As for unity of the nationalist camp, if the Jewish Home or Bennett wanted a united nationalist camp they wouldn’t have a separate party. Half the point of political parties is for people to collectively campaign for public support. The nature of campaigning in a democracy is you are either with a party or you are against it. There are many of us in the nationalist camp who have chosen the path of national unity by joining the Likud even though we disagree with certain policies or statements by a Likud Prime Minister. Like Menachem Begin, we believe in a big-tent nationalist movement that can ensure Israel stays on a path towards success and security for generations to come. Of course it takes work and vigilance to ensure that the movement stays on that path, but the election of the MKs on the Likud’s list, the vast majority of whom publicly oppose Palestinian statehood, proves that such work pays off.

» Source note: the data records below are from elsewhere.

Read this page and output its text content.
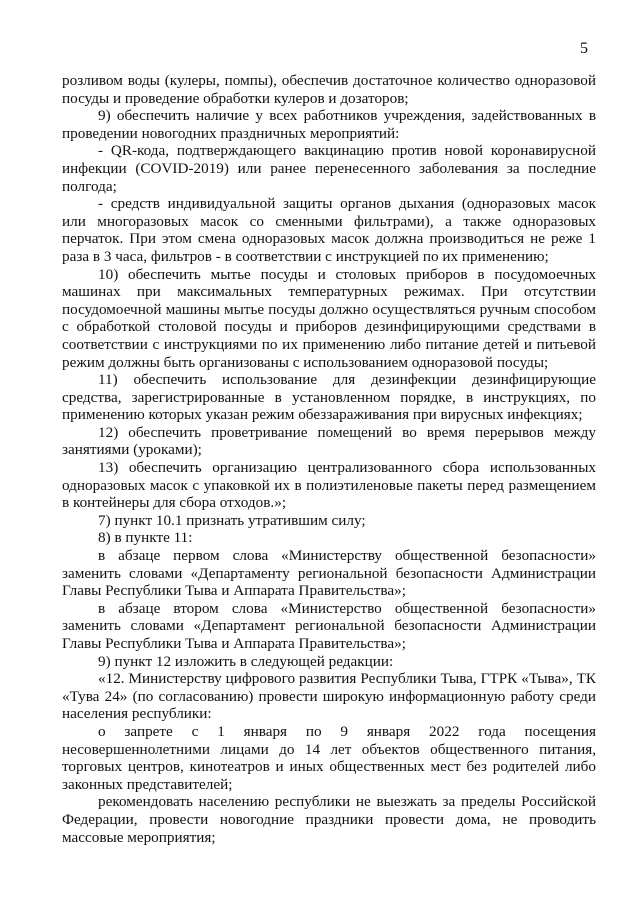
5

розливом воды (кулеры, помпы), обеспечив достаточное количество одноразовой посуды и проведение обработки кулеров и дозаторов;

9) обеспечить наличие у всех работников учреждения, задействованных в проведении новогодних праздничных мероприятий:

- QR-кода, подтверждающего вакцинацию против новой коронавирусной инфекции (COVID-2019) или ранее перенесенного заболевания за последние полгода;

- средств индивидуальной защиты органов дыхания (одноразовых масок или многоразовых масок со сменными фильтрами), а также одноразовых перчаток. При этом смена одноразовых масок должна производиться не реже 1 раза в 3 часа, фильтров - в соответствии с инструкцией по их применению;

10) обеспечить мытье посуды и столовых приборов в посудомоечных машинах при максимальных температурных режимах. При отсутствии посудомоечной машины мытье посуды должно осуществляться ручным способом с обработкой столовой посуды и приборов дезинфицирующими средствами в соответствии с инструкциями по их применению либо питание детей и питьевой режим должны быть организованы с использованием одноразовой посуды;

11) обеспечить использование для дезинфекции дезинфицирующие средства, зарегистрированные в установленном порядке, в инструкциях, по применению которых указан режим обеззараживания при вирусных инфекциях;

12) обеспечить проветривание помещений во время перерывов между занятиями (уроками);

13) обеспечить организацию централизованного сбора использованных одноразовых масок с упаковкой их в полиэтиленовые пакеты перед размещением в контейнеры для сбора отходов.»;

7) пункт 10.1 признать утратившим силу;

8) в пункте 11:

в абзаце первом слова «Министерству общественной безопасности» заменить словами «Департаменту региональной безопасности Администрации Главы Республики Тыва и Аппарата Правительства»;

в абзаце втором слова «Министерство общественной безопасности» заменить словами «Департамент региональной безопасности Администрации Главы Республики Тыва и Аппарата Правительства»;

9) пункт 12 изложить в следующей редакции:

«12. Министерству цифрового развития Республики Тыва, ГТРК «Тыва», ТК «Тува 24» (по согласованию) провести широкую информационную работу среди населения республики:

о запрете с 1 января по 9 января 2022 года посещения несовершеннолетними лицами до 14 лет объектов общественного питания, торговых центров, кинотеатров и иных общественных мест без родителей либо законных представителей;

рекомендовать населению республики не выезжать за пределы Российской Федерации, провести новогодние праздники провести дома, не проводить массовые мероприятия;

If Bennett and others wanted national unity they would have either joined the Likud or they would have at least offered to merge lists prior to the election. If that were the case, they would preserve their right to leave or vote against the government as a group, but leading up to the election the Right would have a united front. They probably could have gotten between 7-10 seats in a united nationalist list for that. But that was not their goal, instead they sought to go after the maximum seats possible, by taking voters from Likud and Yisrael Beitenu.
But the inquiry into whether an attack is fair or not does not stop there. It is fair, and perhaps even obligatory for a public figure to be attacked on something that was negative true. A party or a politician has the right to show why he is / they are better for public office than a competitor. And, the public has a right to know about troubling things candidates have said and done.
There are, however, limits on what constitutes a fair attack. An attack should not, for instance, be misleading. A quote should not be taken out of context to the extent that someone reading or hearing the quote believes the candidate meant something that he did not.